I mean, how can you not like a hero like that? Of course, Ivan is irresistibly drawn back to the clearing in the woods, kisses the princess (not without some preceding difficulties on his part), and – well, no, they don’t live happily ever after, not yet. In fact, that’s really what the story is about, how this twentieth-century grad student and the tenth-century princess (who thinks he is a wimp because he can’t wield a sword) find their way to each other, truly fall in love, and defend her kingdom against the ultimate in nasty, Baba Yaga herself.
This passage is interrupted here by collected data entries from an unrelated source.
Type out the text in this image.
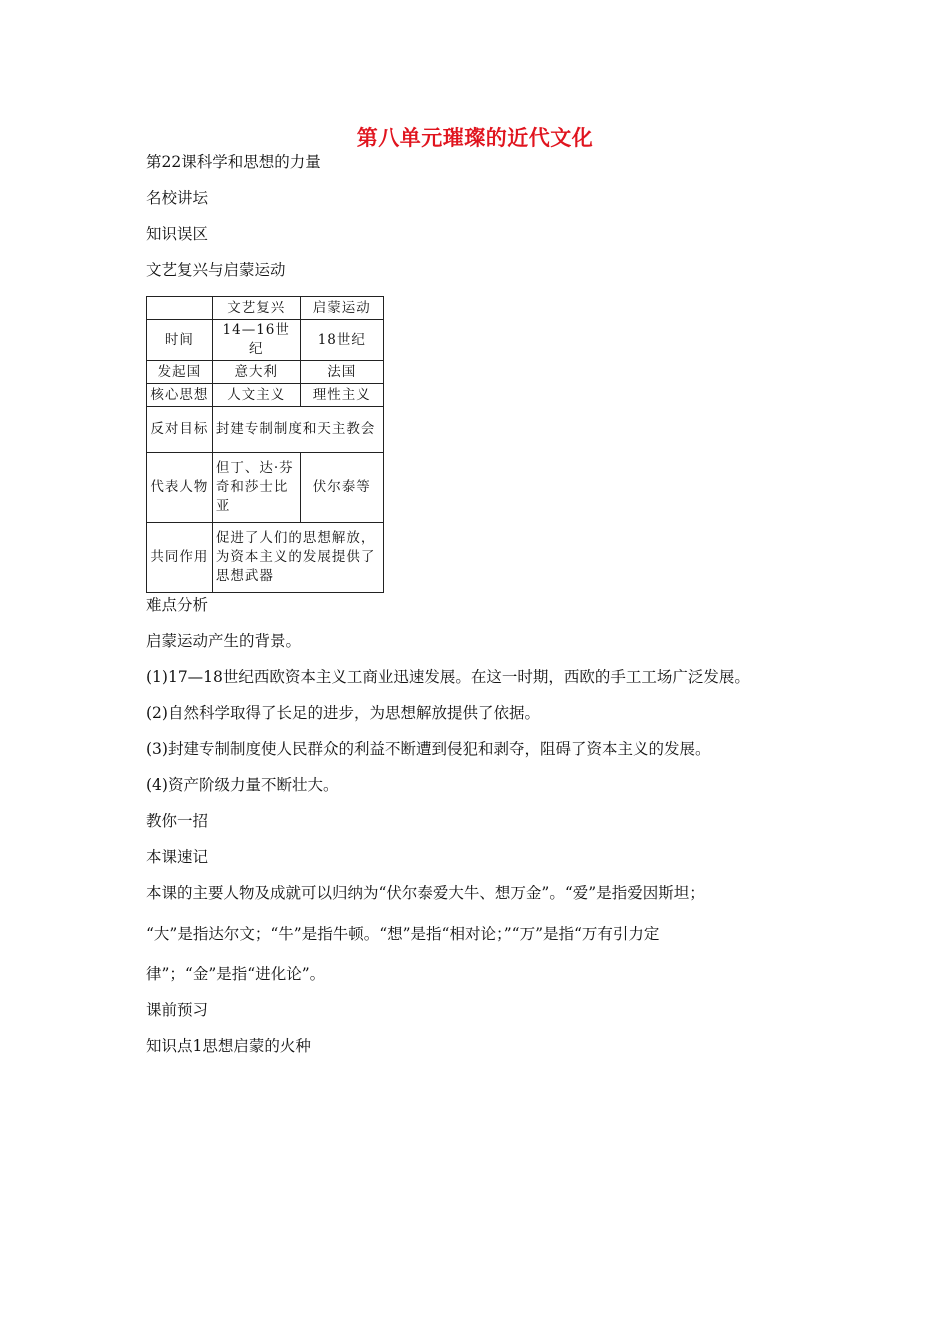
第八单元璀璨的近代文化
第22课科学和思想的力量
名校讲坛
知识误区
文艺复兴与启蒙运动
	文艺复兴	启蒙运动
时间	14—16世纪	18世纪
发起国	意大利	法国
核心思想	人文主义	理性主义
反对目标	封建专制制度和天主教会	
代表人物	但丁、达·芬奇和莎士比亚	伏尔泰等
共同作用	促进了人们的思想解放，为资本主义的发展提供了思想武器	
难点分析
启蒙运动产生的背景。
(1)17—18世纪西欧资本主义工商业迅速发展。在这一时期，西欧的手工工场广泛发展。
(2)自然科学取得了长足的进步，为思想解放提供了依据。
(3)封建专制制度使人民群众的利益不断遭到侵犯和剥夺，阻碍了资本主义的发展。
(4)资产阶级力量不断壮大。
教你一招
本课速记
本课的主要人物及成就可以归纳为“伏尔泰爱大牛、想万金”。“爱”是指爱因斯坦；
“大”是指达尔文；“牛”是指牛顿。“想”是指“相对论；”“万”是指“万有引力定
律”；“金”是指“进化论”。
课前预习
知识点1思想启蒙的火种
Don’t worry – the passage I quoted is pretty much the last time you hear about Propp and Afanasyev; this is not some high-falutin’ dusty-dry treatise on academics, but a rip-roaring good STORY. Love, adventure, magic, Molotov cocktails… And you do find out where Baba Yaga gets her house on chicken feet from. It’s all around one of the most satisfying novels I’ve read in a while.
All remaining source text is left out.